Autoencoder

Classical Autoencoder Autoencoder Structure

An autoencoder is a structure that encodes a high dimensional input dataset into a low dimensional - bottleneck - latent space representation from which a decoder is used to reconstruct the original input data. The idea behind this structure is to find the main underlying features of a dataset that represent its characteristics and may show up as latent space features.
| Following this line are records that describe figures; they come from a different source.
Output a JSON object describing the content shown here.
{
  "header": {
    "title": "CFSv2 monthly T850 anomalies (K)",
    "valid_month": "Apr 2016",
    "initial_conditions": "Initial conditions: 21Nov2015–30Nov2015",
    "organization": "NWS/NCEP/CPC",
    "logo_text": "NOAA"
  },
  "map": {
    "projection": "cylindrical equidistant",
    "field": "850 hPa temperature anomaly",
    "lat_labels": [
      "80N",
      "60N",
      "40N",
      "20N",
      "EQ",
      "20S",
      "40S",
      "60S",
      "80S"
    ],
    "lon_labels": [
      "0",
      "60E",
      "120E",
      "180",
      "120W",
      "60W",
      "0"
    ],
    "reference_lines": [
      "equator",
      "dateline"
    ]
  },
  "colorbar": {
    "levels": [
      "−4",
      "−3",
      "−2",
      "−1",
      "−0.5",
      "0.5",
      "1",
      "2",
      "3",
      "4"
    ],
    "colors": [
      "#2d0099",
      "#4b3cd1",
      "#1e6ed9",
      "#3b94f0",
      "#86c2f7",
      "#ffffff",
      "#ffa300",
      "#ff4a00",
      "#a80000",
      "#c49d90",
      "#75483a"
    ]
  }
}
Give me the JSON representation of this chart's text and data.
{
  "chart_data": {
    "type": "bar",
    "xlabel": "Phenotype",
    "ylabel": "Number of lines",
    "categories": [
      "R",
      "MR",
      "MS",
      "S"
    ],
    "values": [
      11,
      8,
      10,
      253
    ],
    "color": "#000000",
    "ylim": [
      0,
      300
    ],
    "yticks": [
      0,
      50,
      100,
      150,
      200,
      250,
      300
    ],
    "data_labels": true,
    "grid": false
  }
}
Both the encoder and decoder can be implemented using neural networks that learn a latent space representation by optimizing the reconstruction error of data passed through this structure. The post by Joseph Rocca perfectly shows, that even a 1-dimensional latent space can represent each complex dataset by heavily overfitting it. A classical autoencoder is trained without any mechanism of latent space regularisation and after training the decoder can most probably not be used without unexpected effects to generate new output data from latent space vectors which the decoder has not seen before during training. Thats the point where Variational Autoencoders (VAEs) come into play …
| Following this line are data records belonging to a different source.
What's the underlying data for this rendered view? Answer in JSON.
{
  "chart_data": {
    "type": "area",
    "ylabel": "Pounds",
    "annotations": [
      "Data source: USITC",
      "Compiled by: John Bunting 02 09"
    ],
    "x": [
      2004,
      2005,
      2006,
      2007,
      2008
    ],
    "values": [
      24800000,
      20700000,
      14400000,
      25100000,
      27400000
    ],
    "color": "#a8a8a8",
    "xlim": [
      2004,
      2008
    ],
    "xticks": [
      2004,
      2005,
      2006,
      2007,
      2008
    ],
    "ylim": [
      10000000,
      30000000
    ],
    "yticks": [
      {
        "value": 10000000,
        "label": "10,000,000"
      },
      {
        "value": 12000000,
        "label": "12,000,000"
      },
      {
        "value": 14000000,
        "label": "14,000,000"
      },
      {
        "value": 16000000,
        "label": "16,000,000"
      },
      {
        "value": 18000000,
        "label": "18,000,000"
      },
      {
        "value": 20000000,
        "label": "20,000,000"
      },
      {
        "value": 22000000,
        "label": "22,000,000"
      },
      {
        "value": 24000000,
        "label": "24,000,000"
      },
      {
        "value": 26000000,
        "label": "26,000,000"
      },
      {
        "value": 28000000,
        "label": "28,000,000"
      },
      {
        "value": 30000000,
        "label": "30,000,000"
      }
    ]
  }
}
Autoencoder Implementation

import numpy_neural_network as npnn
import npnn_datasets

model = npnn.Sequential()
model.layers = [
  npnn.Conv2D(shape_in=(3, 3, 1), shape_out=(2, 2, 6), kernel_size=2, stride=1),
  npnn.Tanh(2 * 2 * 6),
  npnn.Conv2D(shape_in=(2, 2, 6), shape_out=(1, 1, 2), kernel_size=2, stride=1),
  npnn.Tanh(1 * 1 * 2),
  npnn.UpConv2D(shape_in=(1, 1, 2), shape_out=(2, 2, 6), kernel_size=2, stride=1),
  npnn.Tanh(2 * 2 * 6),
  npnn.UpConv2D(shape_in=(2, 2, 6), shape_out=(3, 3, 1), kernel_size=2, stride=1),
  npnn.Tanh(3 * 3 * 1)
]

loss_layer = npnn.loss_layer.RMSLoss(shape_in=(3, 3, 1))
optimizer  = npnn.optimizer.Adam(alpha=1e-2)
dataset    = npnn_datasets.FourSmallImages()
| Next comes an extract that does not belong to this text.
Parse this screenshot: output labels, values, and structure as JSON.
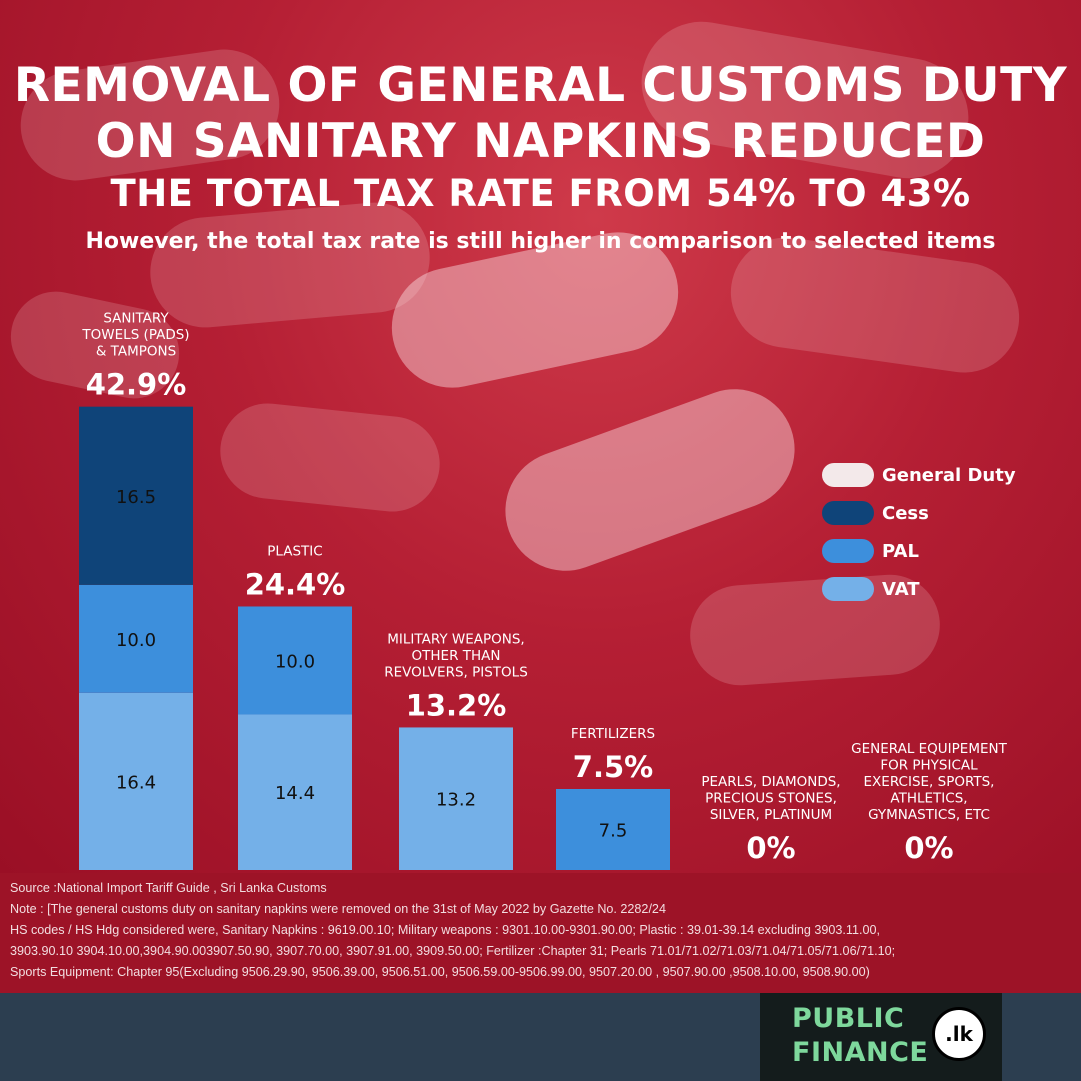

optimizer.norm  = dataset.norm
optimizer.model = model
optimizer.model.chain = loss_layer

Autoencoder without Latent Space Regularization (Tanh activation)

import numpy_neural_network as npnn
import npnn_datasets

model = npnn.Sequential()
model.layers = [
  npnn.Conv2D(shape_in=(3, 3, 1), shape_out=(2, 2, 6), kernel_size=2, stride=1),
  npnn.LeakyReLU(2 * 2 * 6),
  npnn.Conv2D(shape_in=(2, 2, 6), shape_out=(1, 1, 2), kernel_size=2, stride=1),
  npnn.LeakyReLU(1 * 1 * 2),
  npnn.UpConv2D(shape_in=(1, 1, 2), shape_out=(2, 2, 6), kernel_size=2, stride=1),
  npnn.LeakyReLU(2 * 2 * 6),
  npnn.UpConv2D(shape_in=(2, 2, 6), shape_out=(3, 3, 1), kernel_size=2, stride=1),
  npnn.LeakyReLU(3 * 3 * 1)
]

loss_layer = npnn.loss_layer.RMSLoss(shape_in=(3, 3, 1))
optimizer  = npnn.optimizer.Adam(alpha=1e-2)
dataset    = npnn_datasets.FourSmallImages()

optimizer.norm  = dataset.norm
optimizer.model = model
optimizer.model.chain = loss_layer

Autoencoder without Latent Space Regularization (LeakyReLU activation)